Let $A \in End(\mathbb R^n)$ be any endormorphism. Prove that the set of solutions of equation $B^2=A$ is finite or uncountable.
I think the proof is quite long and complicated so any link to a paper or else is welcome.
Sketch of a proof:
It suffices to show that this is true for $End(\Bbb C^n)$.
First, we note that if $A$ has $2$-dimensional eigenspace associated with any eigenvalue, then $A$ has uncountably many square roots. In particular, it suffices to note that $$ \pmatrix{\lambda & t\\&-\lambda}^2 = \pmatrix{\lambda^2\\&\lambda^2} $$ for any $t \in \Bbb C$. Thus, it suffices to study non-derogatory matrices. In particular, it suffices to study their Jordan forms, which have one block per eigenvalue.

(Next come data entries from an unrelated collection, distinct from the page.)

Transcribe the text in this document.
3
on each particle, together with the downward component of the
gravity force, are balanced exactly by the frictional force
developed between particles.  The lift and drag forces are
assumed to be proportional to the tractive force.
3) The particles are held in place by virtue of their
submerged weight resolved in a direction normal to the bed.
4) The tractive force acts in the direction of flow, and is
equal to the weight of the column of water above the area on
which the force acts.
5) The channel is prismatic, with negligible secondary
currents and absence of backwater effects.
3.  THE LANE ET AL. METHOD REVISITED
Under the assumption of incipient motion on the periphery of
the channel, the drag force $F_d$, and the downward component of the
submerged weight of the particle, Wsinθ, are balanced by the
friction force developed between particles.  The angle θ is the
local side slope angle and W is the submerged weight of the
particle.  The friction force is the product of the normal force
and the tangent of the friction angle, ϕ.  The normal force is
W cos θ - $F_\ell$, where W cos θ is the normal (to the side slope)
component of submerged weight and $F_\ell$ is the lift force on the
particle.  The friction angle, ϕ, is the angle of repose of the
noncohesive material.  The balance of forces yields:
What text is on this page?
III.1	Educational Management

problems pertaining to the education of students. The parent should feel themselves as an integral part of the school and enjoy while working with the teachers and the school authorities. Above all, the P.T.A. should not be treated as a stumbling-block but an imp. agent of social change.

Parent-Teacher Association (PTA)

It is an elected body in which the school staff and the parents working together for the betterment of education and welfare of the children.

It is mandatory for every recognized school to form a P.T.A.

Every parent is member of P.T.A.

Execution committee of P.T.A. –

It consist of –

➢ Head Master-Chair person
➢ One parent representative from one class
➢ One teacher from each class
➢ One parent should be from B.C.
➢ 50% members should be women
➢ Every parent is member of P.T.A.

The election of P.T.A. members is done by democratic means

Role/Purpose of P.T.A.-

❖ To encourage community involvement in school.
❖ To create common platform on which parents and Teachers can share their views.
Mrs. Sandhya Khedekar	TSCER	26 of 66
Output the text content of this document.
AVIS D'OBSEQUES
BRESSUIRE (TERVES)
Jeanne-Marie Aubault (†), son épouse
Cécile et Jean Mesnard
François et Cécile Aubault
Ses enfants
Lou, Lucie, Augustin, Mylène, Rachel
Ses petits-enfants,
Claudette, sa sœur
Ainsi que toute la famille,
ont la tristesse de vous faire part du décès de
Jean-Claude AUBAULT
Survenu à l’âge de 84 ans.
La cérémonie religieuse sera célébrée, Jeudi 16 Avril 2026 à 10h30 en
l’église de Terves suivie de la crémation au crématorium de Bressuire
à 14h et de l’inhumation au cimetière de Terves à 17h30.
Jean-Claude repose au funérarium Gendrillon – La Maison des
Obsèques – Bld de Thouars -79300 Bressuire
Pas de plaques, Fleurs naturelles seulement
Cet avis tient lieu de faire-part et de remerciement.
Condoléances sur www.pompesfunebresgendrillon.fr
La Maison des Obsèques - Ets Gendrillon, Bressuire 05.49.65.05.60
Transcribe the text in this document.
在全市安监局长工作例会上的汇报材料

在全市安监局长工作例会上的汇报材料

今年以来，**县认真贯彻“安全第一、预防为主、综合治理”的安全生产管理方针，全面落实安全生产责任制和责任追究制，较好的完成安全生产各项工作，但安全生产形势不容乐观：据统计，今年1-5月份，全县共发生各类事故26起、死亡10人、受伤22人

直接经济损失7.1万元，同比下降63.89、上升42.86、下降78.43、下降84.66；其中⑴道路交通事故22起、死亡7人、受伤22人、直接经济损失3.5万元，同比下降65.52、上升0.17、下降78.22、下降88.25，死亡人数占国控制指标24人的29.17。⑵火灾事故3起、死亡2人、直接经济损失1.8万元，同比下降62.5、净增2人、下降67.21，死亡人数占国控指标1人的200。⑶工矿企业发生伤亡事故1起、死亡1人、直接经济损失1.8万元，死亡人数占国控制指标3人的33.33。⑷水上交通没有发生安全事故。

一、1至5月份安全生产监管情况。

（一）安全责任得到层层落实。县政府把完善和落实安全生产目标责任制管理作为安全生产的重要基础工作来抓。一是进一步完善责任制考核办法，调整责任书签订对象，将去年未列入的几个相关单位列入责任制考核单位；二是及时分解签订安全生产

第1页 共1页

First, show that any Jordan block has finitely many square roots (in particular, the $\lambda = 0$ block has no square roots if its size is at least $2$). Then, one must consider the case of direct sums of distinct Jordan blocks.
Note in particular that anything that commutes with a non-derogatory matrix must be a polynomial of that matrix (cf. Horn and Johnson). Thus, a square root of a non-derogatory matrix in the form described above must also be a (conformal) direct sum.